Growing up, I was extremely stubborn and tried my hardest to get everything I wanted. As a result, it was difficult for me to compromise and come to a consensus with my family and friends.
If Someone Ever Said No To Me, This Was My Reaction…
But as I got older, I realized that being stubborn wasn’t always the right action. I matured into someone who could compromise to build better relationships, become more efficient, and just be happier.
Very similarly, blockchain is in its childhood as we see its value blooming but we still have a long way to go.
Bitcoin, one of the most well-known cryptocurrencies, has demonstrated that it is practical and valuable to use the blockchain as a transaction ledger.
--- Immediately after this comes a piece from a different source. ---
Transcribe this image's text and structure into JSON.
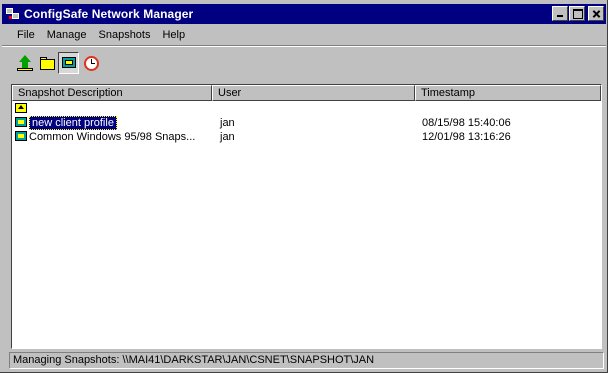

Essentially, the blockchain is a distributed database of the public ledger of all transactions or digital events that have been executed and shared among participating parties.
Its most notable characteristics are its decentralization and collective maintenance. Besides, time-series data, programmability and security are meaningful properties of blockchain as well.
Furthermore, as a universal underlying technology framework, blockchain systems can be successfully applied to other financial and even non-financial applications.
However every blockchain system, especially cryptographic currencies such as Bitcoin, always face a latent confidence trade-off in a transaction.
Since a higher confident transaction requires a longer time to be confirmed by nodes, those applications which require low latency cannot ensure whether their transactions will be confirmed.
Meanwhile, the system needs to prevent double-spending and solve a problem similar to the Byzantine general problem. Blockchain works out the two problems by reaching consensus protocols among all nodes.
So how do we reach consensus more efficiently and correctly in the blockchain?
Currently, there are several representative methods that have failed to do this, including Proof-of-Work (PoW), Proof-of- Stake (PoS) and Delegated Proof-of-Stake (DPoS).